Seong Ji-woo stared blankly ahead, his mind empty, when Lee Won-jae asked in a half-dead voice,

“W-What I’m seeing… is this real?”

No one could answer him. After all, how many people could imagine a world where you ended up hanging upside down?

Even with it happening right before their eyes, the three of them couldn’t easily believe it. Space and time felt twisted, and their sense of reality slipped away.

They froze in place, unable to take even a single step. One wrong move felt like it would send them plunging straight down—
or rather, from their perspective, shooting straight up into the sky.

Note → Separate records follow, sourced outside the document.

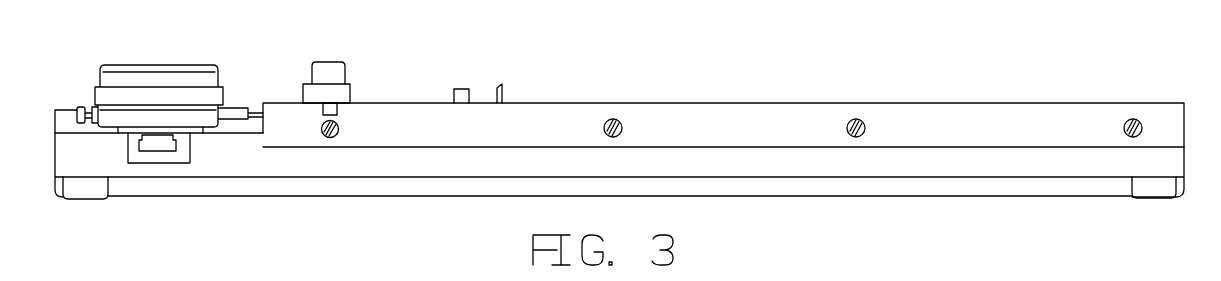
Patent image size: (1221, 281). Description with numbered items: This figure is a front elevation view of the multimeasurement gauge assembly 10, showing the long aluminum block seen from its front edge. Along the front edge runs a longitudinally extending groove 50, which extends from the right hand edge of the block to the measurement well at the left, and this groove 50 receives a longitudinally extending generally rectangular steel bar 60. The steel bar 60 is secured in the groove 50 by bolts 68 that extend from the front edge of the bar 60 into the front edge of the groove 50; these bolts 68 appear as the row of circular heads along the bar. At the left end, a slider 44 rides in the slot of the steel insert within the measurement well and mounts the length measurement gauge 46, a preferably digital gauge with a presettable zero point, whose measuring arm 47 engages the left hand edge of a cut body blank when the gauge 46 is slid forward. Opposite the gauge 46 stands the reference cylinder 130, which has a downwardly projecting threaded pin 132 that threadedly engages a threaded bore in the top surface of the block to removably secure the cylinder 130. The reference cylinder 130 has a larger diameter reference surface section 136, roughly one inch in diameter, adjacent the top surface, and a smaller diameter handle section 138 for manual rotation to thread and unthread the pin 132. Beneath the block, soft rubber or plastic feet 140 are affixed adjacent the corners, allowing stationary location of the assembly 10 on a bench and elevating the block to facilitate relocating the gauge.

The multimeasurement gauge assembly 10 is at (1000, 103).
The slider 44 is at (177, 143).
The length measurement gauge 46 is at (143, 65).
The measuring arm 47 is at (256, 108).
The longitudinally extending groove 50 is at (997, 148).
The steel bar 60 is at (847, 122).
The bolts 68 is at (330, 138).
The reference cylinder 130 is at (335, 89).
The threaded pin 132 is at (337, 110).
The reference surface section 136 is at (303, 87).
The handle section 138 is at (346, 66).
The feet 140 is at (83, 200).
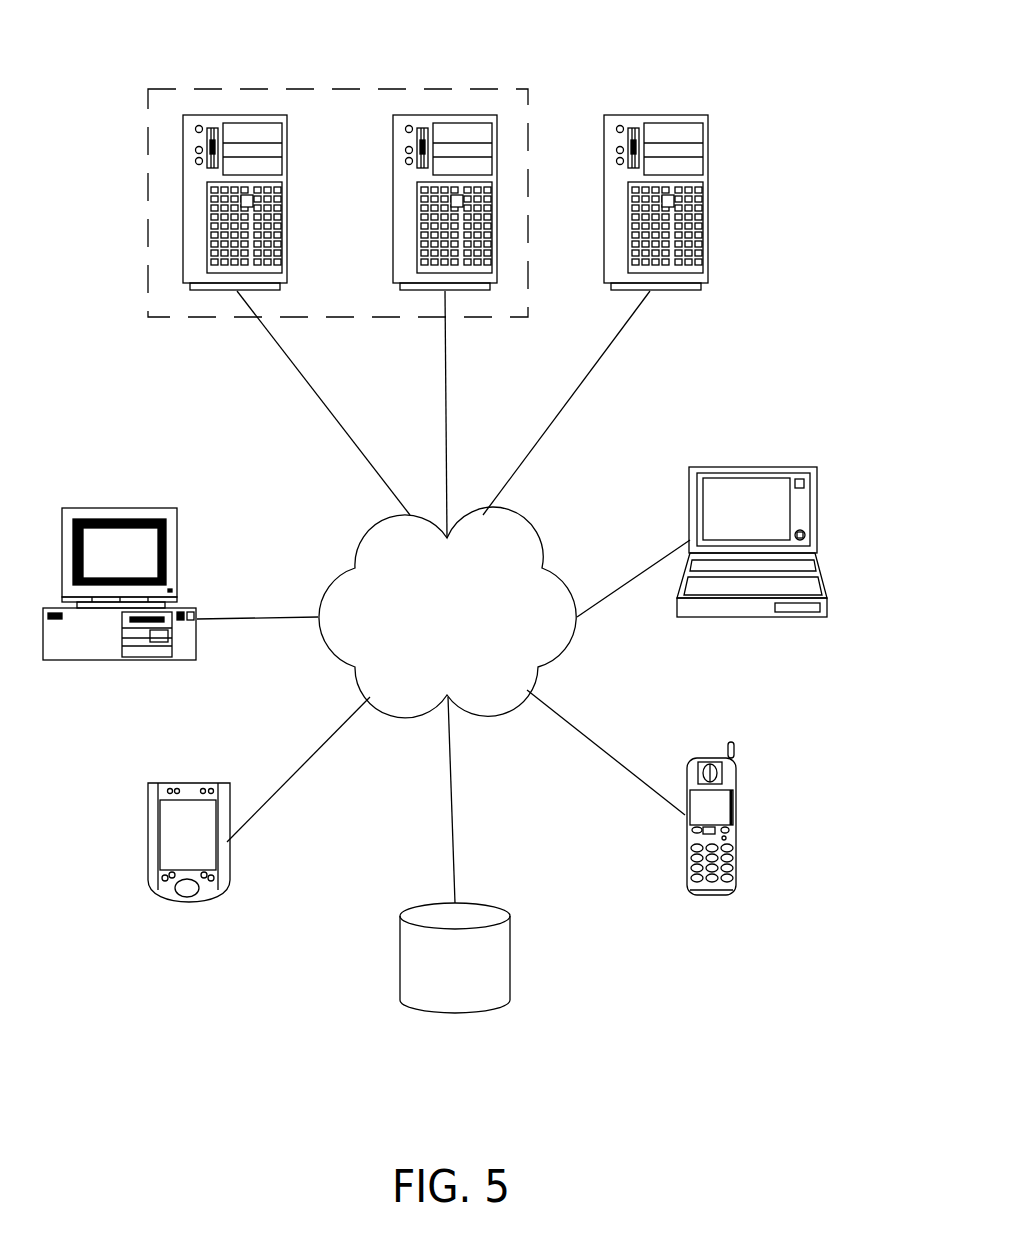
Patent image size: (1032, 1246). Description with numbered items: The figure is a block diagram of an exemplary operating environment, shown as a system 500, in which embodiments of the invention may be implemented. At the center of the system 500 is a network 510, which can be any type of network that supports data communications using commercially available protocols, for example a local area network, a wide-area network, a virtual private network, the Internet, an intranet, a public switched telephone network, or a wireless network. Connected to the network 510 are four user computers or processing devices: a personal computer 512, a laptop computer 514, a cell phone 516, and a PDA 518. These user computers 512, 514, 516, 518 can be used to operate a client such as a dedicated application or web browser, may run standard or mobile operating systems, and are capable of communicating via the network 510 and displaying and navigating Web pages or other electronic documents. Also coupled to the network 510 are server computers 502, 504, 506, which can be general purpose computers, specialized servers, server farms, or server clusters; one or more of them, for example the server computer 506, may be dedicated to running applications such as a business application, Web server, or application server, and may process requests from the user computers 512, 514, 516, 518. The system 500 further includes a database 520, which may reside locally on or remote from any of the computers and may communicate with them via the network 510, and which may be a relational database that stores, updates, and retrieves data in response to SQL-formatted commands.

The system 500 is at (800, 114).
The server computer 502 is at (218, 112).
The server computer 504 is at (443, 112).
The server computer 506 is at (709, 198).
The network 510 is at (427, 662).
The user computer 512 is at (117, 508).
The user computer 514 is at (750, 467).
The user computer 516 is at (707, 895).
The user computer 518 is at (188, 902).
The database 520 is at (436, 1002).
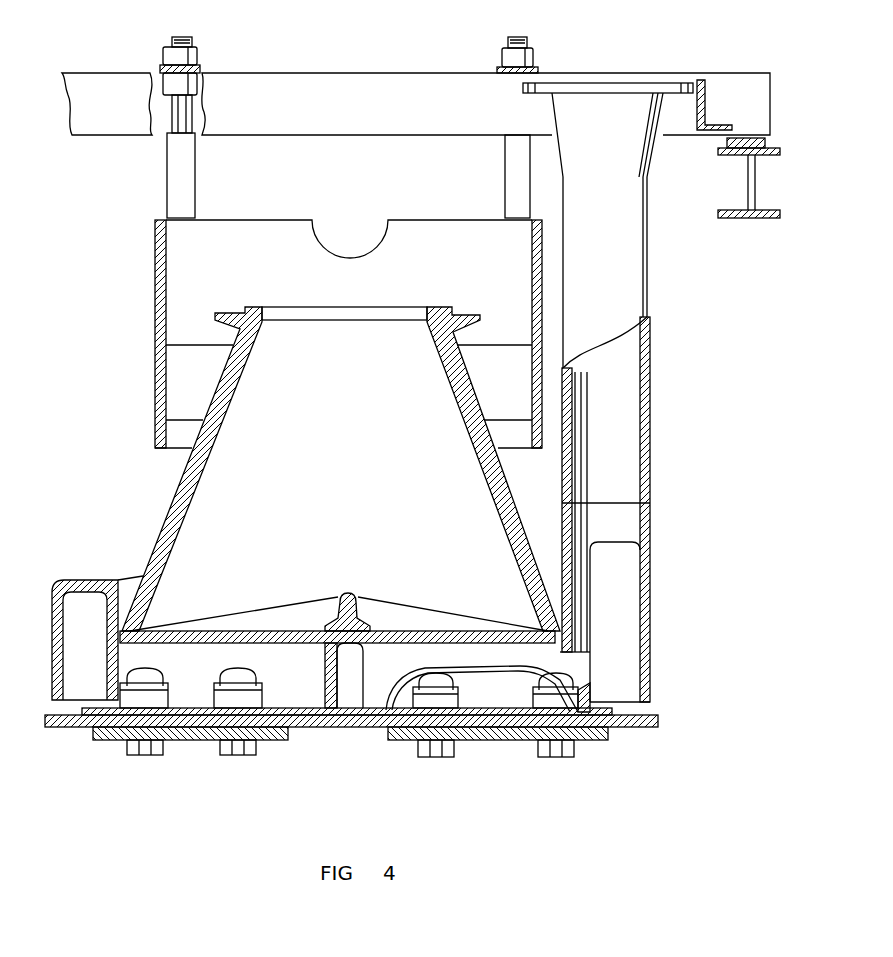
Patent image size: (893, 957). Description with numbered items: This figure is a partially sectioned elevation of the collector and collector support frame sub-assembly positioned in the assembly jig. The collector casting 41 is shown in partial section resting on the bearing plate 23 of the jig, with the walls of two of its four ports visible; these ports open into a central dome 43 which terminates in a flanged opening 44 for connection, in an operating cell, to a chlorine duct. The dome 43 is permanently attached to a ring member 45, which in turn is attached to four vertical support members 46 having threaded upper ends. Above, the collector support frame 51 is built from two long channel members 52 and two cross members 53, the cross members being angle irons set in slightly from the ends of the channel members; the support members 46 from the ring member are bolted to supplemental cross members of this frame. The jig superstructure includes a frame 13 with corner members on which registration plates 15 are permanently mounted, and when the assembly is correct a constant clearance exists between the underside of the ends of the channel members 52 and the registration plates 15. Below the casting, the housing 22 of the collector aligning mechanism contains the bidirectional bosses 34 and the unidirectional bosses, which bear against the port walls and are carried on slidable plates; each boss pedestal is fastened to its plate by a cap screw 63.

The channel member 52 is at (402, 115).
The collector support frame 51 is at (620, 70).
The cross member 53 is at (702, 90).
The registration plate 15 is at (768, 145).
The frame 13 is at (760, 194).
The vertical support member 46 is at (197, 192).
The ring member 45 is at (265, 253).
The flanged opening 44 is at (250, 308).
The central dome 43 is at (316, 513).
The collector casting 41 is at (160, 521).
The bearing plate 23 is at (270, 708).
The cap screw 63 is at (227, 752).
The bidirectional boss 34 is at (560, 676).
The housing 22 is at (658, 718).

After scanning their surroundings, Son Ji-hwan let out a sigh and asked,

“What are the odds that we’re trapped in yet another hallucination space?”

“I’d honestly prefer that.”

After answering, Seong Ji-woo stared overhead for a long while, then raised a finger and pointed.

The other two followed his gaze.

There, swarming densely together, were the mountain madmen.

Tiny figures, no bigger than fingernails, crawled and shifted about. That alone made it clear—the place they were standing on was the sky of the dungeon.

Lee Won-jae instinctively raised his arms and shielded his head. It felt as though everything above him might come crashing down at any moment.

Fweeeee—!

Just then, a whistling cry echoed from far away. It resembled the mountain madmen’s laughter, yet the texture was different—almost like the sound of wind.

The cry circled around them, echoing from all directions. The three of them stiffened.

“That’s… not a monster cry, right?”

Lee Won-jae asked, his face drained of color. He was hoping it wasn’t—but in truth, all three of them already knew.

That sound belonged to the true master of this dungeon.

Fweeeek!

Whether it was threatening them or simply observing, the cry kept circling at a fixed distance, never drawing closer.

“…Aah!”

Lee Won-jae scrunched up his face and ducked his head, then suddenly yelped and stomped his feet in panic.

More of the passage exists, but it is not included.